Life was smooth, and till only a few years back, I was a free soul, spreading love, friend requests and creepiness all over Orkut. Then facebook came and I evolved into a more mature guy who could beg, borrow and steal to get likes. Now, having crossed the mark of 25 years of age and fighting a battle with career security and baldness, I see myself stranded in this new age of Apps such as Tinder and Dubsmash. Such is the irony, that at my age and level of desperation, I find Tinder useless. Damn Windows phones for not having an app when you need it most.

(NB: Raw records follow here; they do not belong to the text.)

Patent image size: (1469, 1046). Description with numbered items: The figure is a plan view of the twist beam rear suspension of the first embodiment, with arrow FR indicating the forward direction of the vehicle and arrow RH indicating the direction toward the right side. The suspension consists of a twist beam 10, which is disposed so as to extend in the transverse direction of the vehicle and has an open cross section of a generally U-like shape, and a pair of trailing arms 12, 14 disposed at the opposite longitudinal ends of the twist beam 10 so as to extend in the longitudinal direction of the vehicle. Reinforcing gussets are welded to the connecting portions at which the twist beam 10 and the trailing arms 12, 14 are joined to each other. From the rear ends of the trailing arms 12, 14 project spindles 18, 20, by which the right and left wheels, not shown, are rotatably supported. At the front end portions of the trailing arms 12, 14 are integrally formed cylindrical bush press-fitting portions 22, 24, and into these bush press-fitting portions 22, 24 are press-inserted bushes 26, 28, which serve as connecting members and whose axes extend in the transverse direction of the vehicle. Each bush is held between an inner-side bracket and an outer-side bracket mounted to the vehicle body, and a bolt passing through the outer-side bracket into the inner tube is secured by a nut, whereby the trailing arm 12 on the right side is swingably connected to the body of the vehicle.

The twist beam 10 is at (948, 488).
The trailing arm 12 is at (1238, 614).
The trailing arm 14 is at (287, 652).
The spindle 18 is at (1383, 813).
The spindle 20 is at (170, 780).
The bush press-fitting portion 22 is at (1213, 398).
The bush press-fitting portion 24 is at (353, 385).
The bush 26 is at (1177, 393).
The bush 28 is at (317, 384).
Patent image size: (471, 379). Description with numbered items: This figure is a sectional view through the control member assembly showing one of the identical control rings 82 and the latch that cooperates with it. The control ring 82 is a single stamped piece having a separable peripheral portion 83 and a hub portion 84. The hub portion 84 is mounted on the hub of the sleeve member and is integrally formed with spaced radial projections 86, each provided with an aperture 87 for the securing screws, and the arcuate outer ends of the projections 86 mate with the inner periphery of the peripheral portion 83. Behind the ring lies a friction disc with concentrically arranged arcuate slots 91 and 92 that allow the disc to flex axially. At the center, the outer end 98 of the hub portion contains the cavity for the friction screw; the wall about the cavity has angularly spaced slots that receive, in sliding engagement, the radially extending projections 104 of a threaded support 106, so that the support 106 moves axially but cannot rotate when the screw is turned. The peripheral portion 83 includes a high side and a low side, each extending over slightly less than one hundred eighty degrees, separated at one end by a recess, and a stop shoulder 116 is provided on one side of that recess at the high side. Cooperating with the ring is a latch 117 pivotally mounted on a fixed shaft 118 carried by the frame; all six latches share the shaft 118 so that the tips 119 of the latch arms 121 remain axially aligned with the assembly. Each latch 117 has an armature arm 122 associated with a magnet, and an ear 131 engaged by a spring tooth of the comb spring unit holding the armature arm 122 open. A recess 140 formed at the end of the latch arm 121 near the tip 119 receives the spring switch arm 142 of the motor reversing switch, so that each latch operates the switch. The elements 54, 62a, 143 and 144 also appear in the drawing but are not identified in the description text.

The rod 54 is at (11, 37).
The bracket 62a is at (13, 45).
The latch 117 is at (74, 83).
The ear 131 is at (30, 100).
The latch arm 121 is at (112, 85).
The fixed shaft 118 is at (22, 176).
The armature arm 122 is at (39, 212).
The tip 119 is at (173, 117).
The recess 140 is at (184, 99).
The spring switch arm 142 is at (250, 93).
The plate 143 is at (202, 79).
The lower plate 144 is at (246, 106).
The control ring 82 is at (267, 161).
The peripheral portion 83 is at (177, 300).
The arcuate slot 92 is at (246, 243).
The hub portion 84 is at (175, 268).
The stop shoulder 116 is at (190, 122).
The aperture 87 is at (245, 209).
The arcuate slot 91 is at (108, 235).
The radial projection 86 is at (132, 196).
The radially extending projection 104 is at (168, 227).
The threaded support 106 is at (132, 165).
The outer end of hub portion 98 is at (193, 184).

Welcome to the world of Tinder, where you can make ‘friends’ and talk to them if the app confirms a mutual interest, i.e. if both of you swipe each other’s photo to the right side. It is the most successful match-making tool after ‘Baniya Community Rishtey hi Rishtey’ centres functioning all over Delhi. On Tinder, a guy has a long menu card of girls to show interest in, with a total of two ‘About Me’ introductions:
• Studied at Hogwarts’ Academy of witchcraft and wizardry
• Ye duniya Pittal di Baby Doll main Sone di LOL ROFL
Such honesty. Much originality. Wow.
The app is a brilliant innovation for guys who suck at pick-up lines. Now we don’t have to buy a woman a drink or let her jump the queue in front of us or like all her facebook pictures to show our interest in her. Based on your libido, swipe right either the Sunny leone song fan or Potterhead or for the lack of options, both, wait for your ‘best-photo-ever’ to be swiped right, and simply ask the girl out, only to be blocked because “Hey, want to sax?” as an introduction line is creepy even by Tinder standards. Swipe-Wait-Waste-Repeat.
As an app, Tinder is the right features of Yahoo Chat Rooms minus the hassle of asking age sex and location. It matches the opposite gender according to your location and age, hence saving you the embarrassment of watching a hairy naked man touch himself as soon as the webcam feed turns on. Also, there won’t be that friend to disturb you by saying things like “Abey tharki saara time online rehta hai!” while you are chatting with email@example.com. On the flipside, a few personally known-to members of opposite gender or worse, family, may be found in your options, in which case my advise will be to uninstall the app, break your phone, change your city and get back to risking watching an unknown man’s perverse acts on yahoo chat rooms.
Speaking of things that are a horror to watch, let’s talk about Dubsmash. This is an app which has pre-recorded dialogues and music audio and you can record yourself dubbing them and then share it, making it the only narcissistic thing worse than Narendra Modi’s selfies. Girls usually dub Kareena Kapoor’s scenes while the guys like to experiment with Kanti Shah and Govinda movies. The over-enthusiastic ones do Gangs of Wasseypur‘s abuse-filled dialogues, and get beaten up by parents at home after sharing it in the family group on WhatsApp. (Fictional sentence. No such thing happened to me. OK may be it happened once.) But why should I go to such stupid and ugly lengths to to gather attention? I will stick to writing blogs to achieve that.
Yes. These times are tough, especially for technologically backward people, or as the android owners call them, Windows phone owners. Things will get better with time. All I need is an android phone, a few right swipes and yes, a life.